Mateusz Krawiec (vorne) streift sich mittlerweile seit dreieinhalb Jahren das Trikot der SpVgg Hankofen-Hailing über. – Foto: Paul Hofer

Der Jahn senkte den Daumen - ein Glücksfall für Hankofen

Mateusz Krawiec (26) musste sich nach dem geplatzten Profitraum neu orientieren. Warum es ihn ausgerechnet in die niederbayeriche Provinz verschlagen hat

Im Sommer 2016 begann für Mateusz Krawiec ein neues Leben. Vor dreieinhalb Jahren heuerte der heute 26-Jährige bei der SpVgg Hankofen-Hailing an. Seitdem ist der ehemalige polnische U16-Nationalspieler nicht mehr wegzudenken bei den "Dorfbuam" aus der niederbayerischen Provinz. Wie hat er sich eingelebt, was macht er beruflich, wie sehen seine Zukunftspläne aus? FuPa hat sich mit dem hochgewachsenen Modellathleten unterhalten.

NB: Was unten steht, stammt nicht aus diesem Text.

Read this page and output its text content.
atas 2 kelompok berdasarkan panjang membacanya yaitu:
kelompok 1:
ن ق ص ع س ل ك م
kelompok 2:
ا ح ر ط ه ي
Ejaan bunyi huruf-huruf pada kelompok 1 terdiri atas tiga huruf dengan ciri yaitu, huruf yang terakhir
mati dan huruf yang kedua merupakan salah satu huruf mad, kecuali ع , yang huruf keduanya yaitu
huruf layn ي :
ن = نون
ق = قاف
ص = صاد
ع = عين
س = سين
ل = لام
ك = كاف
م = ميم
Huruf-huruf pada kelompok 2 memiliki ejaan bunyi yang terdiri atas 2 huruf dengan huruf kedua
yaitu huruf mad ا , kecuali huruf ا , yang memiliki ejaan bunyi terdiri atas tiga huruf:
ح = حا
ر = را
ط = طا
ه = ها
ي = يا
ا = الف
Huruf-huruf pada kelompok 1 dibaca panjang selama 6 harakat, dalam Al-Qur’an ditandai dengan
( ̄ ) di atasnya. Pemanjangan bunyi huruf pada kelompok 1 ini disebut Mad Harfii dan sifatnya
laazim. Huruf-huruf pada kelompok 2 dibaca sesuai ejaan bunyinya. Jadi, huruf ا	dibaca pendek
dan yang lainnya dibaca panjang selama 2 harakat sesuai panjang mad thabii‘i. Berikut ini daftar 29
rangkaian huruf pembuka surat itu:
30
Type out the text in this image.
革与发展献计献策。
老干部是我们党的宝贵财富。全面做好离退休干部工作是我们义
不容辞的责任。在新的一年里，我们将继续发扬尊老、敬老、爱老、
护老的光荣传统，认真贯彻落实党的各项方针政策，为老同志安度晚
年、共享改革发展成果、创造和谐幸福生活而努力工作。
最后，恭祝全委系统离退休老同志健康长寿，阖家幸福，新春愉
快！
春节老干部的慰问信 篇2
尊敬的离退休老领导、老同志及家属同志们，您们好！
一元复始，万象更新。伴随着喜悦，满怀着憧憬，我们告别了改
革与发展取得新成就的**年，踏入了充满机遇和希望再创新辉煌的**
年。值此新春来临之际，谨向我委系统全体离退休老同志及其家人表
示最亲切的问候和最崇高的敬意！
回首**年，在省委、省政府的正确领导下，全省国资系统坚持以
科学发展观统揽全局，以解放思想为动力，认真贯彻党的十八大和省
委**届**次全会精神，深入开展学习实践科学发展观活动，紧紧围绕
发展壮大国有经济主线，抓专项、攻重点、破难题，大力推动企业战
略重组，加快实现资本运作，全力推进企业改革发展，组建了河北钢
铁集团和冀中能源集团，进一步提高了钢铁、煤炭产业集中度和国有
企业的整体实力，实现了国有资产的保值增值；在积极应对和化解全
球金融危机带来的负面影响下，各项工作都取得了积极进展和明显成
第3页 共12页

In seiner Mittagspause nimmt sich Mateusz Krawiec kurz Zeit. Der Pole arbeitet in der Nähe von Bogen für einen Hersteller von Geflügelspezialitäten in der Logistikabteilung. "Ich habe jetzt einen Bürojob. Für einen Fußballer nicht schlecht, da bin ich körperlich nicht so gefordert wie zuvor, als ich im Lager gearbeitet habe. Dafür muss ich mehr denken", lacht der freundliche junge Mann, der gebürtig aus Wałbrzych (dt. Waldenburg) rund 65 Kilometer von Breslau entfernt stammt. 2016 war es, als er im Alter von 23 Jahren beschloss, seine Heimat zu verlassen und im Ausland sein Glück zu versuchen. Für die U16-Nationalmannschaft Polens war er anno dazumal unterwegs, dennoch waren seine Dienste im professionellen Fußball seines Heimatlandes nicht mehr gefragt. "Mein damaliger Berater meinte dann, er würde für mich in Deutschland etwas finden", erzählt der 1,90 Meter große Mittelfeldmann.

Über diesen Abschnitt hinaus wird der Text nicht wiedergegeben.